## Synthetic Data Generation for the Use Case 🍭

In [None]:
import pandas as pd
import numpy as np
import random


In [None]:
# Define regions with varying consumption patterns (simplified)
regions = {
    "Marmara": {"base_consumption": 12000, "holiday_multiplier": 1.8},  # High consumption, significant holiday increase
    "Aegean": {"base_consumption": 8000, "holiday_multiplier": 1.5},   # Moderate consumption, moderate holiday increase
    "Mediterranean": {"base_consumption": 10000, "holiday_multiplier": 1.6},  # Moderate consumption, moderate holiday increase
    "Black Sea": {"base_consumption": 7000, "holiday_multiplier": 1.4},   # Lower consumption, lower holiday increase
    "Central Anatolia": {"base_consumption": 5000, "holiday_multiplier": 1.3},  # Lower consumption, lower holiday increase
    "Eastern Anatolia": {"base_consumption": 4000, "holiday_multiplier": 1.2},  # Lowest consumption, lower holiday increase
    "Southeast Anatolia": {"base_consumption": 6000, "holiday_multiplier": 1.5}   # Moderate consumption, moderate holiday increase
}


In [None]:
# Function to generate synthetic data with regional variations
def generate_synthetic_data(num_rows=1000, years=range(2014, 2024)):
    data = []

    for _ in range(num_rows):
        # Randomly select year and region
        year = random.choice(years)
        region = random.choice(list(regions.keys()))

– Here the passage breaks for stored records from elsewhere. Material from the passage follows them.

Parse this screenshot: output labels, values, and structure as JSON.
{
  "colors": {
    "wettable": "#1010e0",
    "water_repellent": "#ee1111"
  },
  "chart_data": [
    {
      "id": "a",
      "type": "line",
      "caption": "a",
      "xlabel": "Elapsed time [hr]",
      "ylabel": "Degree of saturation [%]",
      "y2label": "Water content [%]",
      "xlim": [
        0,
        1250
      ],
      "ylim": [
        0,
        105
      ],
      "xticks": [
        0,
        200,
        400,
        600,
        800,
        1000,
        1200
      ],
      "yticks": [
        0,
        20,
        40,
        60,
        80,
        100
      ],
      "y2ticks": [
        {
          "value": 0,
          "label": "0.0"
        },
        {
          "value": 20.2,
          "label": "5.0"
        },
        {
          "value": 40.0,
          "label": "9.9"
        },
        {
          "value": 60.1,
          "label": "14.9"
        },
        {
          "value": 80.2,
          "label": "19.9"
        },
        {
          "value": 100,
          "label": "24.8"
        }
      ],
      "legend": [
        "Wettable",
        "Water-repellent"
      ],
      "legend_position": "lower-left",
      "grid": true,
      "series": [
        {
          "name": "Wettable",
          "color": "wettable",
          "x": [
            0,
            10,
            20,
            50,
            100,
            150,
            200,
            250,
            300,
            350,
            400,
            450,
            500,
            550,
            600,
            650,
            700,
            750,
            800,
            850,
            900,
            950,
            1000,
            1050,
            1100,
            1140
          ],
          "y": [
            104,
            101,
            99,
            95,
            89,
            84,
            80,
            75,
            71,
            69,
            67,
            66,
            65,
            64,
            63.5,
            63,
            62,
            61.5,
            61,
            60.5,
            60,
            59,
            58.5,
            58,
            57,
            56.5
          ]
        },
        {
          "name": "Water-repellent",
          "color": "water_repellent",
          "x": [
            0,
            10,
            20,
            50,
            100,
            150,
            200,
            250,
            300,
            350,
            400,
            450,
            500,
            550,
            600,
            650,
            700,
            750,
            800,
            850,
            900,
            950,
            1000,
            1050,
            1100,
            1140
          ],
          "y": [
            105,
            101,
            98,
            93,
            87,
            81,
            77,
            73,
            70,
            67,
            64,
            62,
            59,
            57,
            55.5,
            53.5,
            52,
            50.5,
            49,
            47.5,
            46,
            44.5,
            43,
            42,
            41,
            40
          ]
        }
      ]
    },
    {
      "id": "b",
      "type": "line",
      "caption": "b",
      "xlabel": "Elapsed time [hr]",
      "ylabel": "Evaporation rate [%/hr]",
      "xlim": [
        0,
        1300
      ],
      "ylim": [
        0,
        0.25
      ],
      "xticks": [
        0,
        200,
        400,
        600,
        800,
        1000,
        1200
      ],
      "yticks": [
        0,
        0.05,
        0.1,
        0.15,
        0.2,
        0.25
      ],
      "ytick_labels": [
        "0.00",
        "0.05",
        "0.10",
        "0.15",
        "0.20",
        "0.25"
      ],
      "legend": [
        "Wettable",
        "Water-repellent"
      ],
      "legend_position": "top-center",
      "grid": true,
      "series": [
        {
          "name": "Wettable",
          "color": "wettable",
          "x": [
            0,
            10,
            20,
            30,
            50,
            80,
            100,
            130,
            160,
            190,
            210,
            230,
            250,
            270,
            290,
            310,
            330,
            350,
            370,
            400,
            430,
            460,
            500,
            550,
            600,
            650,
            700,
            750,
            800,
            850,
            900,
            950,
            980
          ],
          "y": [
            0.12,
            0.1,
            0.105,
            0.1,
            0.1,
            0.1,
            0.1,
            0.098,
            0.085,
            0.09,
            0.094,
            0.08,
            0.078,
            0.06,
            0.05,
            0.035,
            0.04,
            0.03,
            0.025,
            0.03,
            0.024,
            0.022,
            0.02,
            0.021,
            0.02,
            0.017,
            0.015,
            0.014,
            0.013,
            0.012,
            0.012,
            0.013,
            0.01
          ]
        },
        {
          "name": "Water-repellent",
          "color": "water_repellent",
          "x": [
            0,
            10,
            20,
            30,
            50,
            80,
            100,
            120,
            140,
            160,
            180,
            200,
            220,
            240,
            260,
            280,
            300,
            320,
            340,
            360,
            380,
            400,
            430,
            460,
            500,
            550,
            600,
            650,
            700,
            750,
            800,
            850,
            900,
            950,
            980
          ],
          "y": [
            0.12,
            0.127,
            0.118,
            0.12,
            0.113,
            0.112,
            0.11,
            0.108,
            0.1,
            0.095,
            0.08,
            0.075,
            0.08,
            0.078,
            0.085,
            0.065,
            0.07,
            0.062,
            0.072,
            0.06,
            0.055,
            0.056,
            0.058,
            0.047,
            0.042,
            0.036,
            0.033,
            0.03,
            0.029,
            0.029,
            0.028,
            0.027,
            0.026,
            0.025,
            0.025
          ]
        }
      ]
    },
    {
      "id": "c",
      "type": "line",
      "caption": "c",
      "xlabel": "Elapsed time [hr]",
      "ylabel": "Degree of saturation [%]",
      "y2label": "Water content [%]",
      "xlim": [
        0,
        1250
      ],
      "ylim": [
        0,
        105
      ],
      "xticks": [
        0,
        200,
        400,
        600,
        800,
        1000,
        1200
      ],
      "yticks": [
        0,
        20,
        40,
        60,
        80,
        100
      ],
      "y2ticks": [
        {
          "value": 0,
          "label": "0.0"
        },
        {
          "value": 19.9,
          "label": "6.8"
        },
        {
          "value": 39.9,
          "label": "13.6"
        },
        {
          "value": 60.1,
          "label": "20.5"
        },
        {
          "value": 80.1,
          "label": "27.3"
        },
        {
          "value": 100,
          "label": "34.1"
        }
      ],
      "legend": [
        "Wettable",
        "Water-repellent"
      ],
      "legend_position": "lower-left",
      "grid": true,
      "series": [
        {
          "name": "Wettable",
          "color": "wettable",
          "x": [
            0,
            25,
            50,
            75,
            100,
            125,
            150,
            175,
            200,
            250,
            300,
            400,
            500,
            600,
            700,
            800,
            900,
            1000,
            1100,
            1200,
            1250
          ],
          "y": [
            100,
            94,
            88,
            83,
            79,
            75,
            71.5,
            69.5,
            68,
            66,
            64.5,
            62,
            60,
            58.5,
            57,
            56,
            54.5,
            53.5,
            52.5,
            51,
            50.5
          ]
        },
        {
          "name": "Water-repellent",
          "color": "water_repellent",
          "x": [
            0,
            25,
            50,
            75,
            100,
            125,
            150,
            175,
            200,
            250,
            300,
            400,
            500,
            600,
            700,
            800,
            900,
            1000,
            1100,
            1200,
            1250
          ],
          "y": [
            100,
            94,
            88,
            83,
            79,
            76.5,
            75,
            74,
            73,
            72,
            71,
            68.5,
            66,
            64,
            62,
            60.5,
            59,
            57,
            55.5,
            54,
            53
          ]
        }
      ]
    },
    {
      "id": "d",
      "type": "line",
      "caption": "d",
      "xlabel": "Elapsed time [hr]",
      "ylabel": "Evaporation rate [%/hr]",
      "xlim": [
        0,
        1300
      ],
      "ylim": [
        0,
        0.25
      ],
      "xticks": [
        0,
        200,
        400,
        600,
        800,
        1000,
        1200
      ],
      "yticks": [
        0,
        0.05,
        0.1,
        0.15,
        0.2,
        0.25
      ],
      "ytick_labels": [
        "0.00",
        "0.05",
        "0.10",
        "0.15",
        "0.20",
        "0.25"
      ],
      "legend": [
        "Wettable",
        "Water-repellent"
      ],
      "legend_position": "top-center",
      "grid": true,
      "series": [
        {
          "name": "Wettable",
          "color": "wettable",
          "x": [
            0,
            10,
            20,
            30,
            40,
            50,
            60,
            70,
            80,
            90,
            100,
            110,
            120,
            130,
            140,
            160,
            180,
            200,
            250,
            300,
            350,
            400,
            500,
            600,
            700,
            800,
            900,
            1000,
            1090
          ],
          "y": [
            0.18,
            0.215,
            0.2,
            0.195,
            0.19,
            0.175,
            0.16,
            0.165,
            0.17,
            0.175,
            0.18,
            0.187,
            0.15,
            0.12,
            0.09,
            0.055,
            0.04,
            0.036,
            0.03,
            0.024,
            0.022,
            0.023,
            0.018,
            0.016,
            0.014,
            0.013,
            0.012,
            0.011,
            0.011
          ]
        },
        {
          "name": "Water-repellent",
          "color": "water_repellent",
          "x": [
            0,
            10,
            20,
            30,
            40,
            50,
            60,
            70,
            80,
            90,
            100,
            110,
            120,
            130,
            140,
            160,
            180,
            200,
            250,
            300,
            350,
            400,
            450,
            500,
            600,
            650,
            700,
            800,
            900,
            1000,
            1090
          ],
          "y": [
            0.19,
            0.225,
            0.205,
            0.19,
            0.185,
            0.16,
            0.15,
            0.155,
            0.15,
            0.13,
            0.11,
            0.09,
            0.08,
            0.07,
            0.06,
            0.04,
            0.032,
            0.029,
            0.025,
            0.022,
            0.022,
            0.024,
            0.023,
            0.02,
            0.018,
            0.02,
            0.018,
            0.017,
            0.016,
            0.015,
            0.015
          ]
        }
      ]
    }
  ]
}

        # Generate features
        holiday_promotion = random.choice([0, 1])  # 1 means promotion, 0 means no promotion
        population = random.randint(1000000, 15000000)  # Random population size
        income_level = random.randint(1500, 25000)  # Random income level (in Turkish Lira)
        bakery_count = random.randint(100, 5000)  # Random number of bakeries

        # Calculate base consumption for the region
        base_consumption = regions[region]["base_consumption"]

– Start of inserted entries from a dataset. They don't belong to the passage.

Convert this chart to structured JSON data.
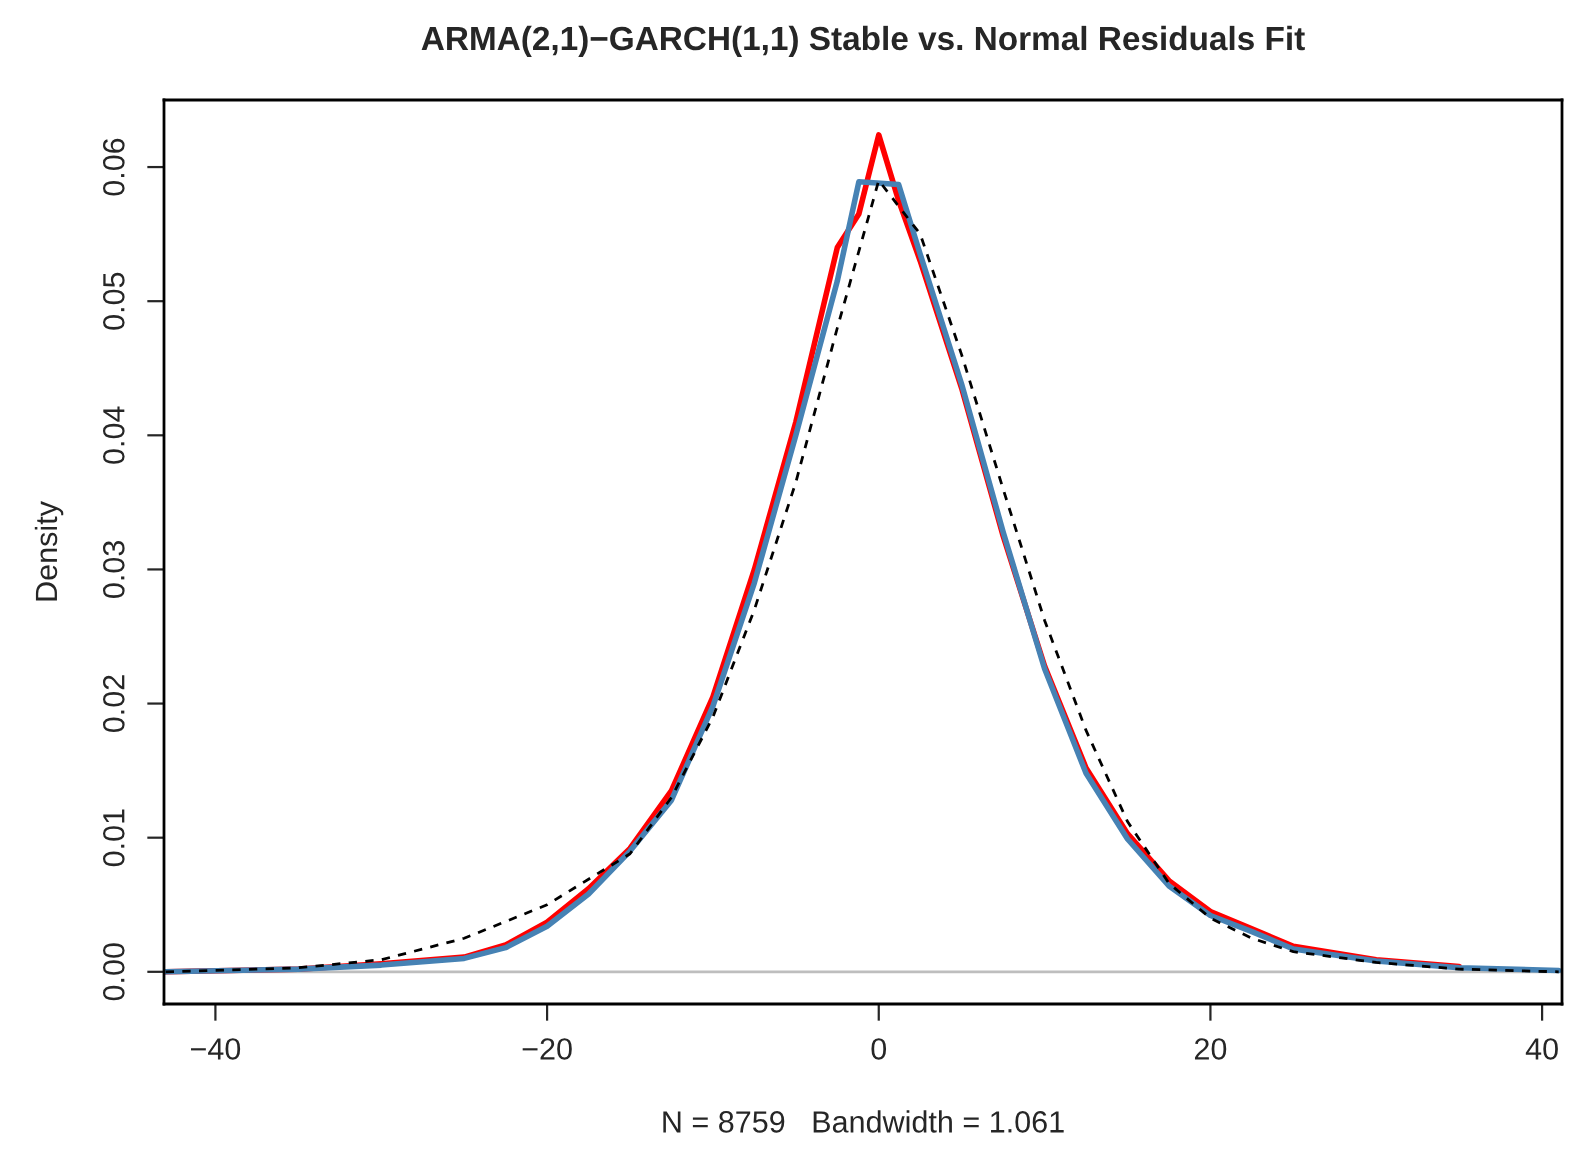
{
  "chart_data": {
    "type": "line",
    "title": "ARMA(2,1)−GARCH(1,1) Stable vs. Normal Residuals Fit",
    "xlabel": "N = 8759   Bandwidth = 1.061",
    "ylabel": "Density",
    "xlim": [
      -43.1,
      41.2
    ],
    "ylim": [
      -0.0024,
      0.065
    ],
    "xticks": [
      {
        "value": -40,
        "label": "−40"
      },
      {
        "value": -20,
        "label": "−20"
      },
      0,
      20,
      40
    ],
    "yticks": [
      {
        "value": 0,
        "label": "0.00"
      },
      {
        "value": 0.01,
        "label": "0.01"
      },
      {
        "value": 0.02,
        "label": "0.02"
      },
      {
        "value": 0.03,
        "label": "0.03"
      },
      {
        "value": 0.04,
        "label": "0.04"
      },
      {
        "value": 0.05,
        "label": "0.05"
      },
      {
        "value": 0.06,
        "label": "0.06"
      }
    ],
    "grid": false,
    "legend": false,
    "ref_lines": [
      {
        "axis": "y",
        "value": 0,
        "color": "#bebebe"
      }
    ],
    "series": [
      {
        "color": "#ff0000",
        "line_style": "solid",
        "x": [
          -43,
          -35,
          -30,
          -25,
          -22.5,
          -20,
          -17.5,
          -15,
          -12.5,
          -10,
          -7.5,
          -5,
          -2.5,
          -1.2,
          0,
          1.2,
          2.5,
          5,
          7.5,
          10,
          12.5,
          15,
          17.5,
          20,
          22.5,
          25,
          30,
          35
        ],
        "values": [
          0.0,
          0.0002,
          0.0006,
          0.0011,
          0.002,
          0.0037,
          0.0062,
          0.0092,
          0.0135,
          0.0205,
          0.03,
          0.041,
          0.054,
          0.0565,
          0.0624,
          0.0575,
          0.053,
          0.0435,
          0.0325,
          0.0228,
          0.0152,
          0.0103,
          0.0068,
          0.0045,
          0.0032,
          0.0019,
          0.0009,
          0.0004
        ]
      },
      {
        "color": "#4682b4",
        "line_style": "solid",
        "x": [
          -43,
          -35,
          -30,
          -25,
          -22.5,
          -20,
          -17.5,
          -15,
          -12.5,
          -10,
          -7.5,
          -5,
          -2.5,
          -1.2,
          1.2,
          2.5,
          5,
          7.5,
          10,
          12.5,
          15,
          17.5,
          20,
          22.5,
          25,
          30,
          35,
          41
        ],
        "values": [
          0.0,
          0.0002,
          0.0005,
          0.001,
          0.0018,
          0.0034,
          0.0058,
          0.009,
          0.0128,
          0.0198,
          0.029,
          0.04,
          0.0515,
          0.0589,
          0.0587,
          0.0535,
          0.0438,
          0.0328,
          0.0226,
          0.0148,
          0.0099,
          0.0064,
          0.0042,
          0.003,
          0.0017,
          0.0008,
          0.0003,
          0.0001
        ]
      },
      {
        "color": "#000000",
        "line_style": "dashed",
        "x": [
          -43,
          -35,
          -30,
          -25,
          -20,
          -15,
          -12.5,
          -10,
          -7.5,
          -5,
          -2.5,
          0,
          2.5,
          5,
          7.5,
          10,
          12.5,
          15,
          17.5,
          20,
          22.5,
          25,
          30,
          35,
          41
        ],
        "values": [
          0.0,
          0.0003,
          0.0009,
          0.0025,
          0.005,
          0.0088,
          0.013,
          0.019,
          0.027,
          0.0365,
          0.048,
          0.059,
          0.055,
          0.046,
          0.036,
          0.0262,
          0.018,
          0.0112,
          0.0066,
          0.004,
          0.0025,
          0.0015,
          0.0007,
          0.0002,
          0.0
        ]
      }
    ]
  }
}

        # Adjust consumption based on holiday season and promotions
        if holiday_promotion:
            base_consumption *= 1.1  # 10% increase during promotions
        
        # Determine holiday season (simplified)
        if year % 2 == 0:  # Alternate years for stronger holiday impact
            holiday_season = 1
        else:
            holiday_season = 0

        # Calculate consumption with regional and holiday factors
        consumption = base_consumption * regions[region]["holiday_multiplier"] ** holiday_season 

        # Add random noise to simulate real-world fluctuations
        consumption += np.random.normal(loc=0, scale=consumption * 0.1)  # 10% standard deviation

        # Append the generated row
        data.append([region, holiday_promotion, population, income_level, bakery_count, consumption, year, holiday_season])

    # Create DataFrame
    df = pd.DataFrame(data, columns=["Region", "Holiday_Promotion", "Population", "Income_Level", "Bakery_Count", "Demand", "Year", "Holiday_Season"])

    return df

In [None]:
# Generate and save the data
df = generate_synthetic_data()
df.to_csv("synthetic_baklava_data_turkey.csv", index=False)
print(df.head())